Now that we have come this far, the next question is ‘why?’ Why do we do this? You might argue that we impose meaning on the world because otherwise it would be too overwhelming, too chaotic, too frightening. The world is bigger than us, more powerful; and therefore we need to try and bring it to heel. What is interesting about Cosmos, however, is that Gombrowicz takes the opposing position, which is that an ordered world is overwhelming, that what is terrifying is relentless meaning. He likens this to a swarm. In all of his work he [or his narrator] is fixated on individual body parts – the mugs and pupas in Ferdydurke, for example – and I couldn’t ever quite grasp what he was getting at until I read this novel. It now strikes me that what Gombrowicz was doing was destroying form, destroying human order by breaking people down, pulling them apart. In Cosmos, Witold obsessively focusses on Lena’s hands and lips, and one can’t help but imagine these parts floating, disembodied, in space.

“Not surprisingly, because too much attention to one object leads to distraction, this one object conceals everything else, and when we focus on one point on the map we know that all other points are eluding us.”

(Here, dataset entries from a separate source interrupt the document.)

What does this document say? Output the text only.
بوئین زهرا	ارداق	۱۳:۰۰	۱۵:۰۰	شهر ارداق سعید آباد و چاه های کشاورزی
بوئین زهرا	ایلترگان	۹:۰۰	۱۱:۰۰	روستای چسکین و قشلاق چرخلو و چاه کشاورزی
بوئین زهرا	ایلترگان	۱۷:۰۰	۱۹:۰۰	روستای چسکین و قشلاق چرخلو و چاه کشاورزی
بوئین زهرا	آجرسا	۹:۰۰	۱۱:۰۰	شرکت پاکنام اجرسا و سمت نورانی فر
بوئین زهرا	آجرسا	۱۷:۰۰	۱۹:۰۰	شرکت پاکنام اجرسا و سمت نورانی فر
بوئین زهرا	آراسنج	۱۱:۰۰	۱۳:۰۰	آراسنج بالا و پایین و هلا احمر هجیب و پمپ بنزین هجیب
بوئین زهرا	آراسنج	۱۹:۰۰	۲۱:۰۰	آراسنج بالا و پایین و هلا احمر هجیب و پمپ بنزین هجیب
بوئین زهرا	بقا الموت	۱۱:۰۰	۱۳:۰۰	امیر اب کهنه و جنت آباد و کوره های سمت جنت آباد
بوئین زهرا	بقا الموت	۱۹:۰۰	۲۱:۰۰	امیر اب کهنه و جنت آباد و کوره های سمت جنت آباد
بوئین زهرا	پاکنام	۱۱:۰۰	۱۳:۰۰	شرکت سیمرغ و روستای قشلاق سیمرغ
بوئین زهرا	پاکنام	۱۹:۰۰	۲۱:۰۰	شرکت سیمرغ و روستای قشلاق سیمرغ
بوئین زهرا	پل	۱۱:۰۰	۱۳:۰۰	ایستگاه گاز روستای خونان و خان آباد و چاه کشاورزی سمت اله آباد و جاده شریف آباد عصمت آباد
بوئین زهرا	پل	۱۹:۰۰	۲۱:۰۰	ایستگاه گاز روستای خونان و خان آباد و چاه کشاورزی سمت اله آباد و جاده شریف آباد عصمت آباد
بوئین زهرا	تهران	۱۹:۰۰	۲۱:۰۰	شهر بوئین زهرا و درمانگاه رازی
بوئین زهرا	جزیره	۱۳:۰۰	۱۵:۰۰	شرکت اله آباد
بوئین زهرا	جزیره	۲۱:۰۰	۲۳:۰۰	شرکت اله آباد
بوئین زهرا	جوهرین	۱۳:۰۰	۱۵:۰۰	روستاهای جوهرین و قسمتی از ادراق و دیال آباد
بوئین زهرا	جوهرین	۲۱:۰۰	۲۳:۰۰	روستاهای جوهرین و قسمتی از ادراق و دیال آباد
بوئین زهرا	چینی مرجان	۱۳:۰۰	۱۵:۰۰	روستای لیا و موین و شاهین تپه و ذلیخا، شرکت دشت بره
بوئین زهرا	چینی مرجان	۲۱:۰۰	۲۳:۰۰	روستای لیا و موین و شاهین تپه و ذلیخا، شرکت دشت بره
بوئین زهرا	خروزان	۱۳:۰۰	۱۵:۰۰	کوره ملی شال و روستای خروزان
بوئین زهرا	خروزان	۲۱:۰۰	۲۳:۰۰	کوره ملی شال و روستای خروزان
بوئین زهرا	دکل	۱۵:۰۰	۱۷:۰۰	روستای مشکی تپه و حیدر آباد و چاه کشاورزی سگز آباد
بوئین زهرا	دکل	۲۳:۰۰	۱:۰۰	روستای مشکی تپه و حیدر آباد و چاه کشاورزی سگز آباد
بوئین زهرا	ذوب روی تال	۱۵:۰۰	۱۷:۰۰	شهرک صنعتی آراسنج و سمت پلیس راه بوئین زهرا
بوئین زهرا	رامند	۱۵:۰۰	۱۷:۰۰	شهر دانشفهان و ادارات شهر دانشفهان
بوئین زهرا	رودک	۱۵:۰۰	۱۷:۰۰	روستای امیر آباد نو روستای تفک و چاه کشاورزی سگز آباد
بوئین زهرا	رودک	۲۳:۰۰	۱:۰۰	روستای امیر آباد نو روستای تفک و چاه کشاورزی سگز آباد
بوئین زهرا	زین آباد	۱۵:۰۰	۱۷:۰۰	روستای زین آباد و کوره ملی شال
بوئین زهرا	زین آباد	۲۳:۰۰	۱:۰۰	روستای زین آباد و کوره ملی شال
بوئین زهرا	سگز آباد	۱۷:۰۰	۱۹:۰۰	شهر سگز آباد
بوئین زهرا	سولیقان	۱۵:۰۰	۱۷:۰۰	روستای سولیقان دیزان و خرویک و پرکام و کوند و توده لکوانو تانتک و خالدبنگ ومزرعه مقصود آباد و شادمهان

I have only read Cosmos once, and so I would not suggest that I understand it completely or that this review has nailed all its themes and ideas. Indeed, I could have burdened you with many more paragraphs, as there are a number of other subjects I would like to explore – coincidence, threads and logical connections, madness and obsession, and  so on – but this review is long enough already, and there are still a couple of points I must briefly touch upon before I finish. First of all, Cosmos has been likened to the work of Samuel Beckett, and I can see why someone would make that comparison, but it is, for me, more like Beckett’s novels drunkenly carousing with Thomas Bernhard’s. I think Gombrowicz was a masterful writer, and stylist, but I will say that he is perhaps an acquired taste [and even I wasn’t keen on some of the Leon babble and nonsense]. Secondly, and most importantly of all, this is a serious contender for the funniest book I have ever read. The Lime Works, by the aforementioned Bernhard, would run it close, and I was greatly amused by both Platonov’s The Foundation Pit and Walser’s The Robber, but Cosmos had me cackling so loud and so frequently my cat is now suffering from PTSD. In fact, the Berg-Bemberg conversation between Witold and Leon [you have to read it, I can’t possibly do it justice here] brought me almost to the point of hysteria. Which, I feel, is something that the author would have approved of.